Hibachi refers to a small, portable grill that has its origins in Japan, inspired by its shichirin.

As a grill, a hibachi is small, portable, open style made by placing a sturdy grill over a container which may be oval, square, or rectangular. The container is used to hold charcoal for cooking, just like the bowl of a full sized grill.

To be termed a true hibachi, the grill must be at least ostensibly portable, and the small grills are in fact often carried on camping trips for use as outdoor stoves. Hibachis have no lids, and they can be used to grill a wide assortment of foods from vegetables, seafoods and different kinds of meats.
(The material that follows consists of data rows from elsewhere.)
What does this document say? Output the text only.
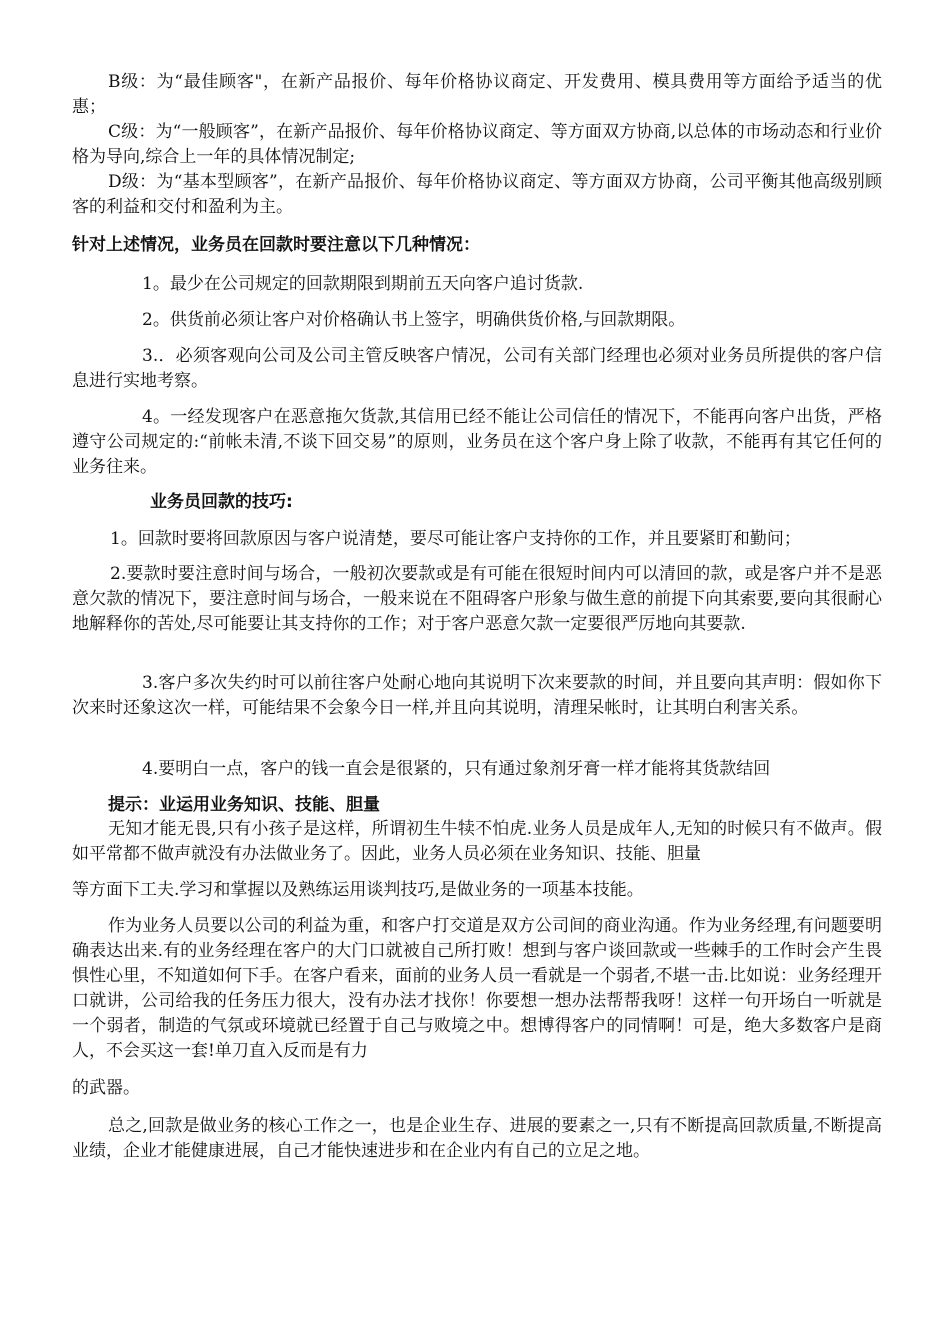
B级：为“最佳顾客"，在新产品报价、每年价格协议商定、开发费用、模具费用等方面给予适当的优惠；

C级：为“一般顾客”，在新产品报价、每年价格协议商定、等方面双方协商,以总体的市场动态和行业价格为导向,综合上一年的具体情况制定;

D级：为“基本型顾客”，在新产品报价、每年价格协议商定、等方面双方协商，公司平衡其他高级别顾客的利益和交付和盈利为主。

针对上述情况，业务员在回款时要注意以下几种情况：

1。最少在公司规定的回款期限到期前五天向客户追讨货款.

2。供货前必须让客户对价格确认书上签字，明确供货价格,与回款期限。

3.．必须客观向公司及公司主管反映客户情况，公司有关部门经理也必须对业务员所提供的客户信息进行实地考察。

4。一经发现客户在恶意拖欠货款,其信用已经不能让公司信任的情况下，不能再向客户出货，严格遵守公司规定的:“前帐未清,不谈下回交易”的原则，业务员在这个客户身上除了收款，不能再有其它任何的业务往来。

业务员回款的技巧:

1。回款时要将回款原因与客户说清楚，要尽可能让客户支持你的工作，并且要紧盯和勤问；

2.要款时要注意时间与场合，一般初次要款或是有可能在很短时间内可以清回的款，或是客户并不是恶意欠款的情况下，要注意时间与场合，一般来说在不阻碍客户形象与做生意的前提下向其索要,要向其很耐心地解释你的苦处,尽可能要让其支持你的工作；对于客户恶意欠款一定要很严厉地向其要款.

3.客户多次失约时可以前往客户处耐心地向其说明下次来要款的时间，并且要向其声明：假如你下次来时还象这次一样，可能结果不会象今日一样,并且向其说明，清理呆帐时，让其明白利害关系。

4.要明白一点，客户的钱一直会是很紧的，只有通过象剂牙膏一样才能将其货款结回

提示：业运用业务知识、技能、胆量

无知才能无畏,只有小孩子是这样，所谓初生牛犊不怕虎.业务人员是成年人,无知的时候只有不做声。假如平常都不做声就没有办法做业务了。因此，业务人员必须在业务知识、技能、胆量

等方面下工夫.学习和掌握以及熟练运用谈判技巧,是做业务的一项基本技能。

作为业务人员要以公司的利益为重，和客户打交道是双方公司间的商业沟通。作为业务经理,有问题要明确表达出来.有的业务经理在客户的大门口就被自己所打败！想到与客户谈回款或一些棘手的工作时会产生畏惧性心里，不知道如何下手。在客户看来，面前的业务人员一看就是一个弱者,不堪一击.比如说：业务经理开口就讲，公司给我的任务压力很大，没有办法才找你！你要想一想办法帮帮我呀！这样一句开场白一听就是一个弱者，制造的气氛或环境就已经置于自己与败境之中。想博得客户的同情啊！可是，绝大多数客户是商人，不会买这一套!单刀直入反而是有力

的武器。

总之,回款是做业务的核心工作之一，也是企业生存、进展的要素之一,只有不断提高回款质量,不断提高业绩，企业才能健康进展，自己才能快速进步和在企业内有自己的立足之地。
Various materials are used to construct a hibachi. Some are made from cast iron, and cheaper tin and steel are also available, althought the latter is less durable. In both cases, the traditional fuel is charcoal, although some hibachis are gas fired for convenience.
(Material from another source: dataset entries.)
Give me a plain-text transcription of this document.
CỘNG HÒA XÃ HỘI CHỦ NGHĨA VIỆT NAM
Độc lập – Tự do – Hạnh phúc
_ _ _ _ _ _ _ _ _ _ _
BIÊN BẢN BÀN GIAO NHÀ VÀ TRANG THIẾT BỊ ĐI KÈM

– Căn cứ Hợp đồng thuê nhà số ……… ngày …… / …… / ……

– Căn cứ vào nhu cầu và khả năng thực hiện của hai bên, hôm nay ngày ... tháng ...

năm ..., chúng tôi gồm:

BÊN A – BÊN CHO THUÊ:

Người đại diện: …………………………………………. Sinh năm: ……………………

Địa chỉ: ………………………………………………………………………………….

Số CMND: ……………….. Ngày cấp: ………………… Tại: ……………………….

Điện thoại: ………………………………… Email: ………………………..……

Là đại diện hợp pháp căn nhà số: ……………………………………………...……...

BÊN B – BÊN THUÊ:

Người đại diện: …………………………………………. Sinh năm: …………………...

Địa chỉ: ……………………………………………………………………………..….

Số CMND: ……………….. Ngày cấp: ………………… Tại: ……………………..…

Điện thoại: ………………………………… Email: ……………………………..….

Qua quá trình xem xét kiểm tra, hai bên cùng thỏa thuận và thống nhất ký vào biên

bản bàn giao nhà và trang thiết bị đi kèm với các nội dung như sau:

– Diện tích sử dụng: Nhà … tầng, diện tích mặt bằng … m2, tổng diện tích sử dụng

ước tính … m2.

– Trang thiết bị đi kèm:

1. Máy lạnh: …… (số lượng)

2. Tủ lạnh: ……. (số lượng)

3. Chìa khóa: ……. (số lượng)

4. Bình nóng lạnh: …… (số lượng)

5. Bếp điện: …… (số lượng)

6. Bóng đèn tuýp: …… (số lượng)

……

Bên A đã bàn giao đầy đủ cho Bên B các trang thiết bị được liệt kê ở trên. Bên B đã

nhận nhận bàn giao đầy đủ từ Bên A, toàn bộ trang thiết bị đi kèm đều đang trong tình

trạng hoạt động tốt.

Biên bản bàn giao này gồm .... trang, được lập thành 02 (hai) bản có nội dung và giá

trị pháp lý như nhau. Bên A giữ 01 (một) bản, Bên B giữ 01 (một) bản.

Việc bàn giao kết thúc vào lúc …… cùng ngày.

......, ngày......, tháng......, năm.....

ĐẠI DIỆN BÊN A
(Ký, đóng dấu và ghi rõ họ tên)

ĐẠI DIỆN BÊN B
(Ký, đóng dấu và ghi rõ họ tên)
Many restaurants use hibachis to flame or finish food, since they are small enough to be used without posing a danger to diners, and many diners like to watch their food being cooked. Japanese restaurants in the United States may refer to their shichirins as hibachis, to avoid confusion. Whatever one calls them, the small grilling stoves play an important role in Japanese cooking, which places a heavy focus on fresh, perfectly cooked ingredients.

In Japan, a hibachi is actually a form of heater, traditionally used in the winter to warm a room. The term hibachi evolved as it spread across other countries and was used as a name for a portabale grill, just like many borrowed concepts and words. However, in both senses, the etymology is the same, as hi means "fire” in Japanese, while a bachi is a bowl, so a hibachi is a bowl which holds fire, or "fire bowl.”
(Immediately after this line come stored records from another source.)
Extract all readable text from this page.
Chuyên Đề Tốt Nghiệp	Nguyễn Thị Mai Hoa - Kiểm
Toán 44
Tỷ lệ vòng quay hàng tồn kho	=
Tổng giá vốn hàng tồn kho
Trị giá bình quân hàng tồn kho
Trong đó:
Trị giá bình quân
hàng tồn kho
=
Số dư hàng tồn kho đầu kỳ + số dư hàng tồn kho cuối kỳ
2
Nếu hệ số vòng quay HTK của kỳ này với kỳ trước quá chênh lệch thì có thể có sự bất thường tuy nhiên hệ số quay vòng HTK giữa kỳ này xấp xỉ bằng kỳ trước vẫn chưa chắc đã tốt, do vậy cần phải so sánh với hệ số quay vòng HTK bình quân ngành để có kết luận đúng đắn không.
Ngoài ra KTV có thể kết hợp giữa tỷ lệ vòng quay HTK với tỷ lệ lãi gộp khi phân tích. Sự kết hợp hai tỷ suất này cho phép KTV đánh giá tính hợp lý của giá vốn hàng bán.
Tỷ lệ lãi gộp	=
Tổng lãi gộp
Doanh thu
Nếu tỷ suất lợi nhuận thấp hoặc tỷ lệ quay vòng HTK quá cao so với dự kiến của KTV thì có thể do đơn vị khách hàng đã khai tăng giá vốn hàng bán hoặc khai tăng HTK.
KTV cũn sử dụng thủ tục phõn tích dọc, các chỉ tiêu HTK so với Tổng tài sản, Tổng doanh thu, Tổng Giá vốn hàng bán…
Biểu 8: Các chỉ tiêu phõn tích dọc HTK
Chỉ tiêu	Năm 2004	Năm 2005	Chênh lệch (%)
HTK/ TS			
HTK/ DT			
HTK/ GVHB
Originally, the hibachi was used by members of the upper and middle class in Japan during its often bitter winters through the twentieth century. The concept of a large charcoal heater was imported from China at some point in Japanese history, probably around 1000 CE. Early hibachis were made of wood lined with clay, while more complex and decorative hibachis began to appear with fancy ornaments, lacquer, and gold leaf. In addition to heating a room, a traditional hibachi could be used to keep a pot of tea or plate of food warm.